L'horeca soulagé après les annonces de Sophie Wilmès, même si une inquiétude demeure
Ce sont des restaurateurs rassurés qui entameront, dès ce jeudi matin, l'adaptation de leur établissement à sa nouvelle réalité : plus grandes tablées (jusqu'à 10), plus longue plage horaire (jusqu'à 1 heure du matin) et, surtout, possibilité d'accueillir des clients qui ne se seraient pas enregistrés.

- Publié le 04-06-2020 à 07h07
- Mis à jour le 04-06-2020 à 07h09

Ce sont des restaurateurs rassurés qui entameront, dès ce jeudi matin, l'adaptation de leur établissement à sa nouvelle réalité : plus grandes tablées (jusqu'à 10), plus longue plage horaire (jusqu'à 1 heure du matin) et, surtout, possibilité d'accueillir des clients qui ne se seraient pas enregistrés. Réserver sa place pour un dîner, passe encore, mais pour un café, un verre de bière, une glace ou une gaufre, cela aurait été compliqué. "Je suis ravi des mesures de déconfinement, convient Pascal Van Hamme (patron du groupe Chou de Bruxelles, qui possède le traiteur du même nom, mais aussi Le Mess, Le Vaudeville ou Le Chalet Robinson à Bruxelles, et est partie prenante dans la chaîne Manhattn's Burgers tout comme dans le Food Market Wolf), largement plus simplifiées que ce qui avait été annoncé. On était très inquiets de certaines obligations qui nous paraissaient intenables, notamment les réservations."
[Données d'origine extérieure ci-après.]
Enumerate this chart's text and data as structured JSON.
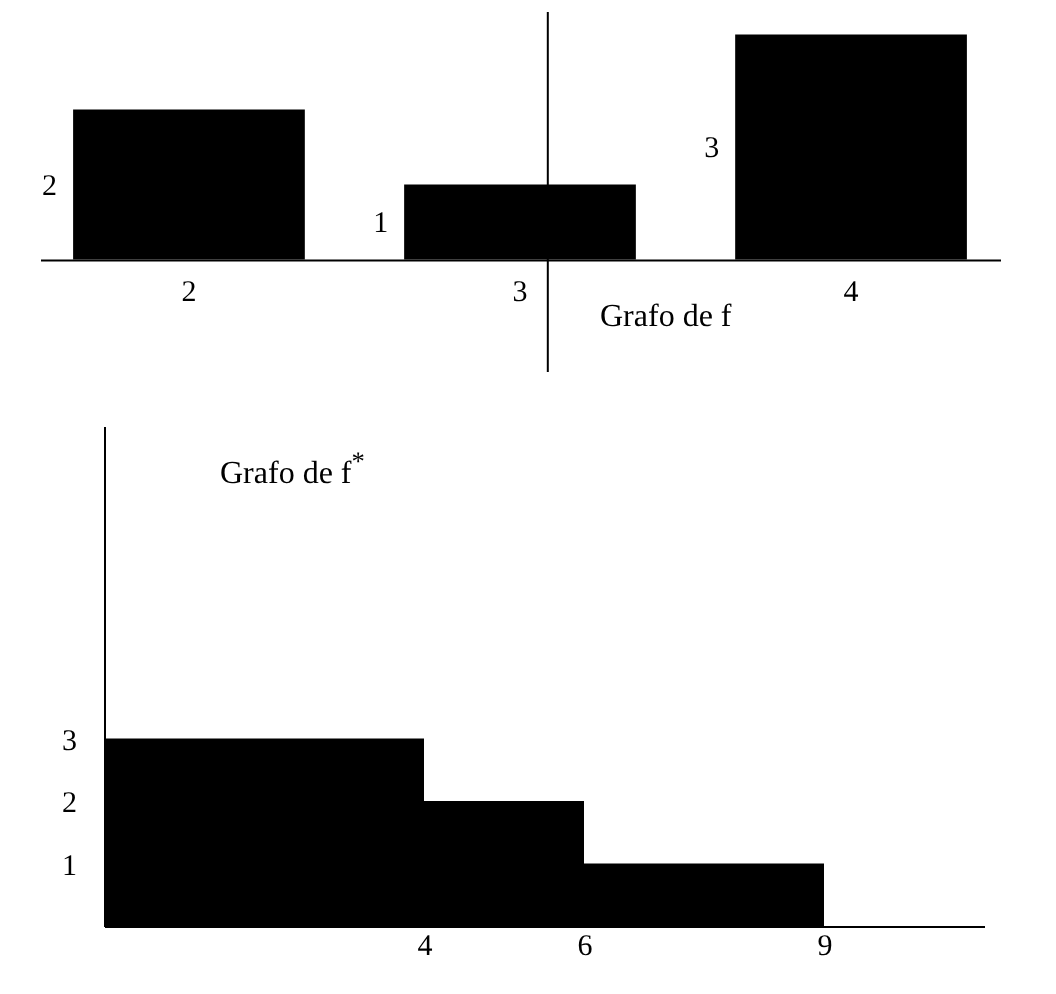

Il en est toutefois une qui reste : l'obligation de passer commande à table. "Les commandes au comptoir sont interdites, poursuit-il. D'autant plus intenable que de nombreux concepts sont justement basés sur ce principe." Le client entre, fait son choix sur les grands tableaux qui surplombent le comptoir, passe commande, la reçoit directement et s'installe dans l'établissement. À moins qu'il reçoive un "bip" signalant que sa commande est prête. Un problème pour toute une série d'enseignes, allant de Exki à Manhattn's Burgers, en passant par Lunch Garden, Sushi Shop et autres Poké House. "C'est d'autant plus aberrant que la commande au comptoir est autorisée dans le cadre du take away, file d'attente comprise, ajoute-t-il. Cela va être compliqué à organiser et aussi d'empêcher les habitués de faire comme avant."
Pas de précipitation
Une inquiétude que n'ont pas les actionnaires du Wolf, le Food Market ouvert mi-décembre dernier dans le centre de Bruxelles. "On ne va pas devoir changer grand-chose à la configuration actuelle, se réjouit Thierry Goor, son initiateur. Il y a déjà 1,5 mètre entre les "tentacules" (grandes tables) de la partie centrale tout comme entre les alcôves (tables de quatre) des zones périphériques. Quant aux commandes, il nous suffira de faire comme s'il s'agissait de take away : les plats sont commandés à table via l'application digitale et les clients viennent les chercher dans chacun des kiosques quand ils reçoivent la notification qu'ils sont prêts."
L'application wolf.brussels, imaginée avant le confinement, a été testée pendant. "Mais on n'avait que trois kiosques ouverts sur dix-sept, précise Thierry Goor. Le quartier est en effet davantage commercial (bureaux, commerces) ou touristique que résidentiel." Et donc moins porté sur l'emporter. Il faudra donc bien quelques jours pour relancer la machine. "On rouvrira seulement jeudi soir, le 11."